CEBU ROYAL PLANT VS. DEPUTY MINISTER OF LABOR
153 SCRA 38
CRUZ, J.

FACTS
Private respondent Ramon Pilones, an employee engaged in the processing of soft
drinks of Petitioner, filed a complaint for illegal dismissal with the Regional Director of
DOLE. The latter dismissed the complaint but was reversed by the Deputy Minister
of Labor finding that the private respondent, was already a permanent employee at
the time of his dismissal and so was entitled to security of tenure.
The alleged ground for his removal, to wit, "pulmonary tuberculosis minimal," (PTB
Minimal) was not certified as incurable within six months as to justify his separation.
Additionally, the private respondent insists that the petitioner should have first
obtained a clearance, as required by the regulations then in force, for the termination
of his employment. With this, the Deputy Minister ordered to reinstate the separated
employee and pay him back wages.
Petitioner for its part claims that the private respondent was still on probation at the time
of his dismissal and so had no security of tenure. His dismissal was not only in
conformity with company policy but also necessary for the protection of the public
health, as he was handling ingredients in the processing of soft drinks which were
being sold to the public.

ISSUE
Whether or not private respondent was a probationary employee who can be justly
dismissed after the termination of the probationary period.

HELD
Private respondent ceased to be a probationary employee at the time of his termination
thus, making him a regular employee entitled to security of tenure.

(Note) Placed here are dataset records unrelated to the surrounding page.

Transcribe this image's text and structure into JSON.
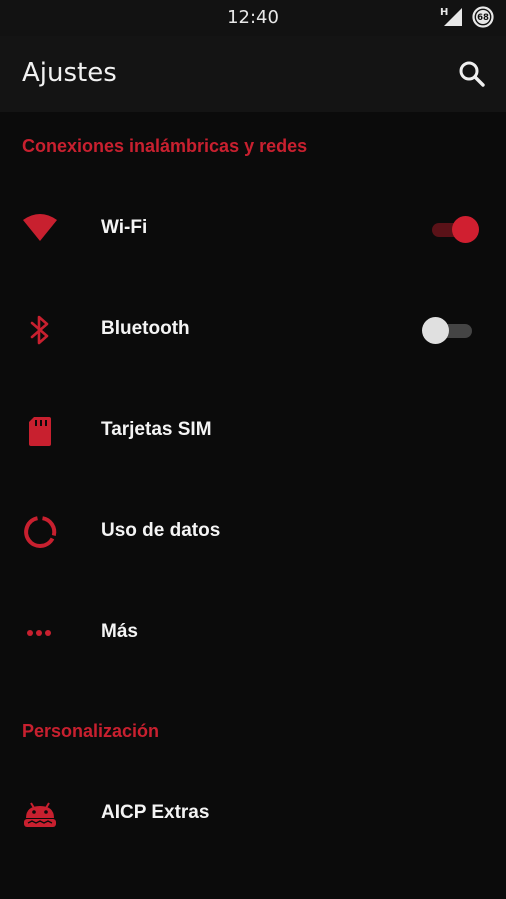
{
  "status_bar": {
    "time": "12:40",
    "network_type": "H",
    "battery_level": "68"
  },
  "app_bar": {
    "title": "Ajustes",
    "search_icon": "search-icon"
  },
  "colors": {
    "accent": "#c8202f",
    "background": "#0b0b0b",
    "text": "#f4f4f4"
  },
  "sections": [
    {
      "header": "Conexiones inalámbricas y redes",
      "items": [
        {
          "label": "Wi-Fi",
          "icon": "wifi-icon",
          "toggle": "on"
        },
        {
          "label": "Bluetooth",
          "icon": "bluetooth-icon",
          "toggle": "off"
        },
        {
          "label": "Tarjetas SIM",
          "icon": "sim-card-icon"
        },
        {
          "label": "Uso de datos",
          "icon": "data-usage-icon"
        },
        {
          "label": "Más",
          "icon": "more-icon"
        }
      ]
    },
    {
      "header": "Personalización",
      "items": [
        {
          "label": "AICP Extras",
          "icon": "android-icon"
        }
      ]
    }
  ]
}
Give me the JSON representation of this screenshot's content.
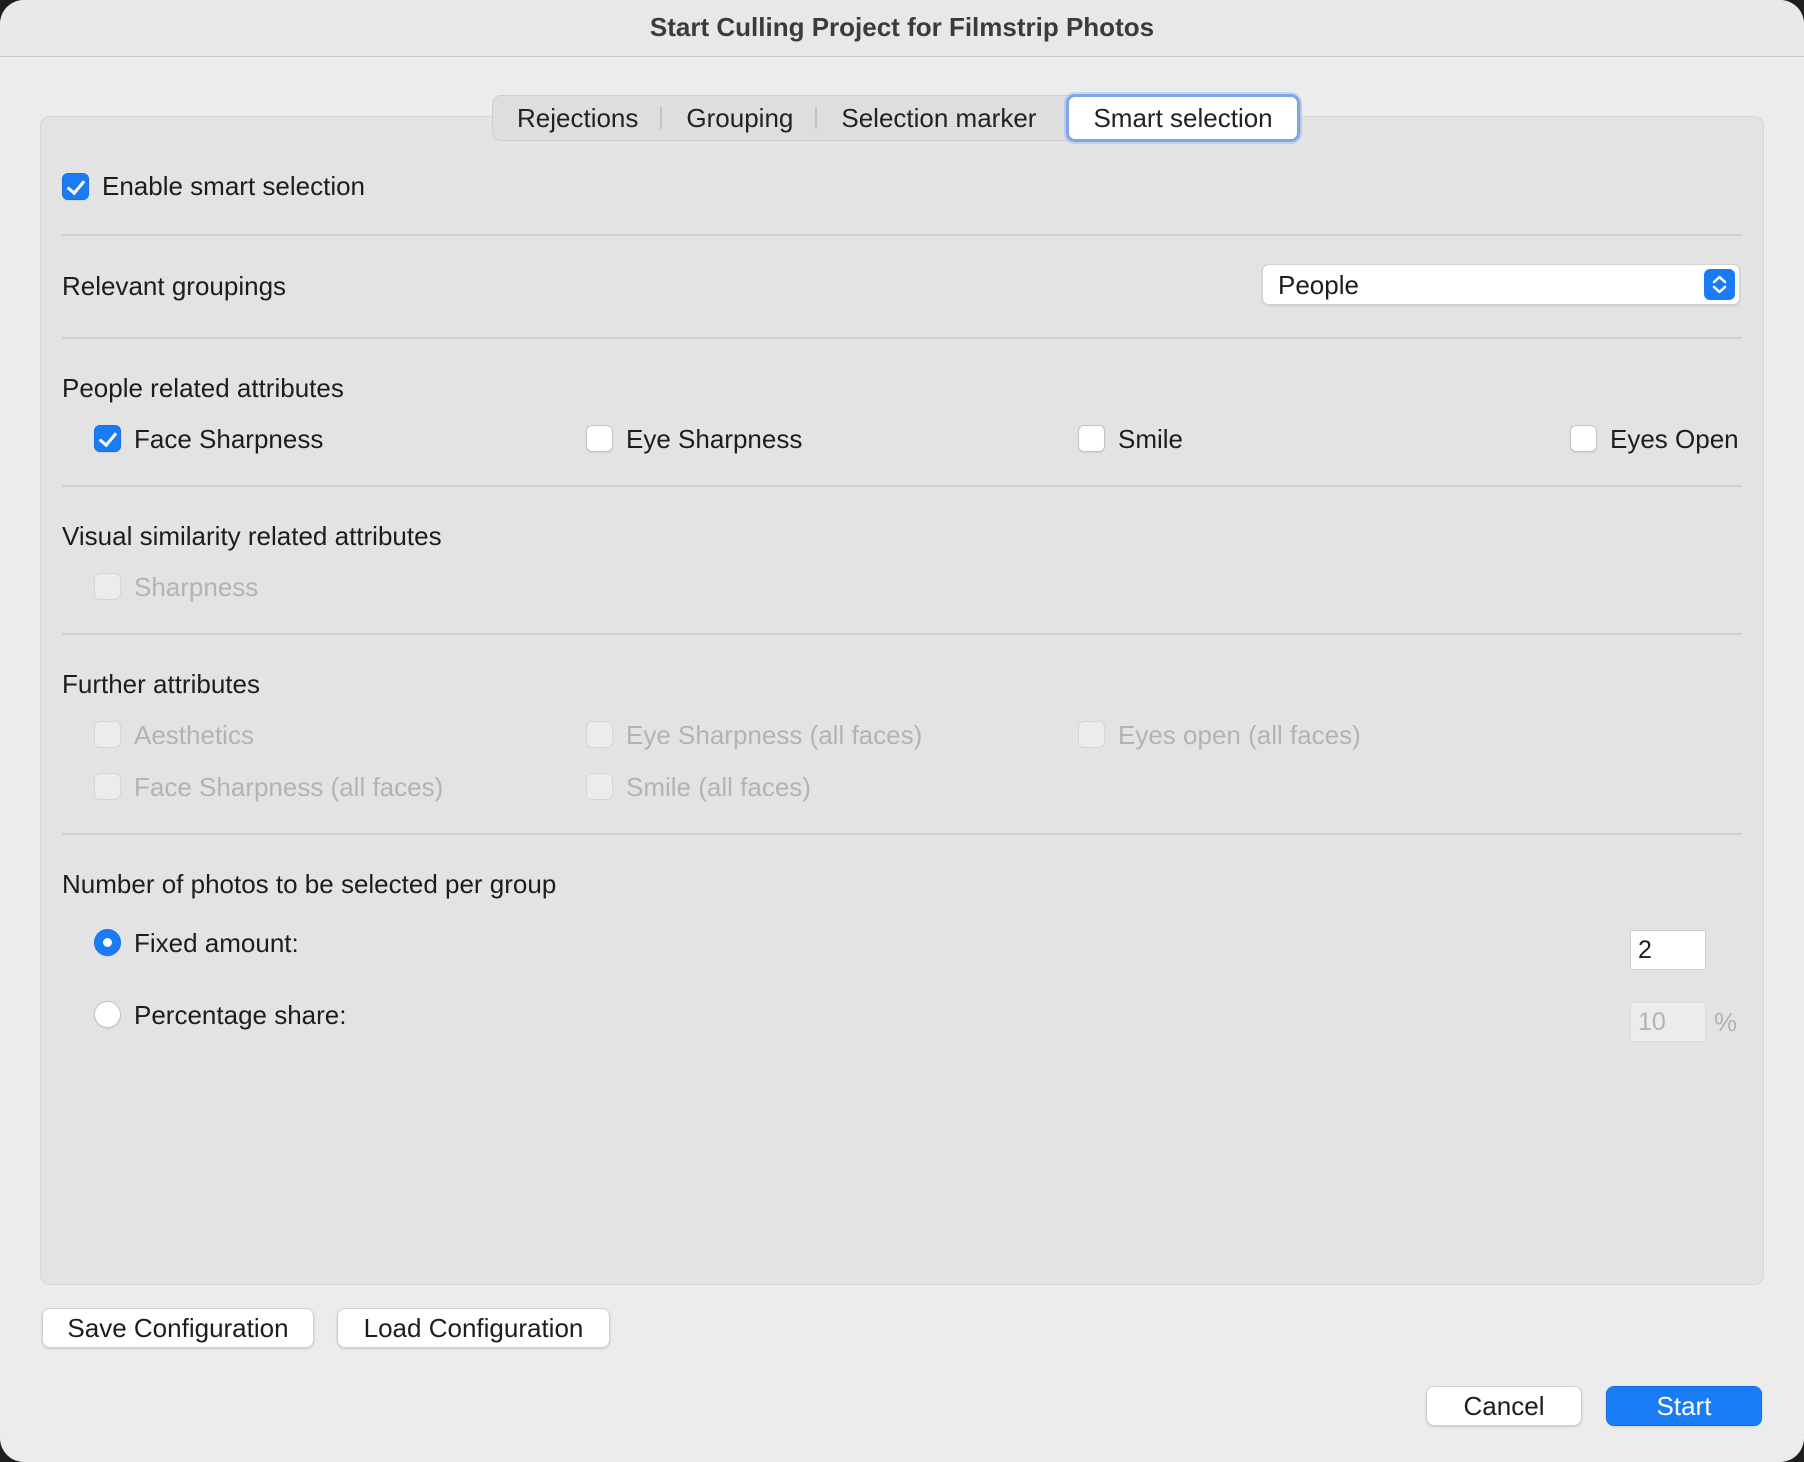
{
  "window": {
    "title": "Start Culling Project for Filmstrip Photos"
  },
  "tabs": [
    {
      "label": "Rejections"
    },
    {
      "label": "Grouping"
    },
    {
      "label": "Selection marker"
    },
    {
      "label": "Smart selection",
      "active": true
    }
  ],
  "enable_smart_selection": {
    "label": "Enable smart selection",
    "checked": true
  },
  "relevant_groupings": {
    "label": "Relevant groupings",
    "value": "People"
  },
  "people_attributes": {
    "title": "People related attributes",
    "items": [
      {
        "label": "Face Sharpness",
        "checked": true
      },
      {
        "label": "Eye Sharpness",
        "checked": false
      },
      {
        "label": "Smile",
        "checked": false
      },
      {
        "label": "Eyes Open",
        "checked": false
      }
    ]
  },
  "visual_attributes": {
    "title": "Visual similarity related attributes",
    "items": [
      {
        "label": "Sharpness",
        "checked": false,
        "disabled": true
      }
    ]
  },
  "further_attributes": {
    "title": "Further attributes",
    "items": [
      {
        "label": "Aesthetics",
        "disabled": true
      },
      {
        "label": "Eye Sharpness (all faces)",
        "disabled": true
      },
      {
        "label": "Eyes open (all faces)",
        "disabled": true
      },
      {
        "label": "Face Sharpness (all faces)",
        "disabled": true
      },
      {
        "label": "Smile (all faces)",
        "disabled": true
      }
    ]
  },
  "photos_per_group": {
    "title": "Number of photos to be selected per group",
    "fixed": {
      "label": "Fixed amount:",
      "selected": true,
      "value": "2"
    },
    "percentage": {
      "label": "Percentage share:",
      "selected": false,
      "value": "10",
      "unit": "%"
    }
  },
  "buttons": {
    "save_config": "Save Configuration",
    "load_config": "Load Configuration",
    "cancel": "Cancel",
    "start": "Start"
  },
  "colors": {
    "accent": "#1a7cf5",
    "disabled_text": "#b3b3b3"
  }
}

The petitioner claims it could not have dismissed the private respondent earlier because the
x-ray examination was made only on August 17, 1978, and the results were not immediately
available. That excuse is untenable. We note that when the petitioner had all of six months
during which to conduct such examination, it chose to wait until exactly the last day of the
probation period. In the light of such delay, its protestations now that reinstatement of
Pilones would prejudice public health cannot but sound hollow and hypocritical. By its own
implied admission, the petitioner had exposed its customers to the employee's disease
because of its failure to examine him before entrusting him with the functions of a "syrup
man." Its belated concern for the consuming public is hardly persuasive, if not clearly
insincere and self-righteous.

We are satisfied that whether his employment began on February 16, 1978, or even earlier
as he claims, the private respondent was already a regular employee when he was
dismissed on August 21, 1978. As such, he could validly claim the security of tenure
guaranteed to him by the Constitution and the Labor Code.

Moreover, the record does not contain the certification required in Sec. 8, Rule 1, Book VI of
the Implementing Rules of the Labor Code. The medical certificate offered by the petitioner
came from its own physician, who was not a "competent public health authority," and merely
stated the employee's disease, without more. We may surmise that if the required
certification was not presented, it was because the disease was not of such a nature or
seriousness that it could not be cured within a period of six months even with proper medical
treatment. If so, dismissal was unquestionably a severe and unlawful sanction.

We agree that there was here an attempt to circumvent the law by separating the employee
after five months' service to prevent him from becoming a regular employee, and then
rehiring him on probation, again without security of tenure.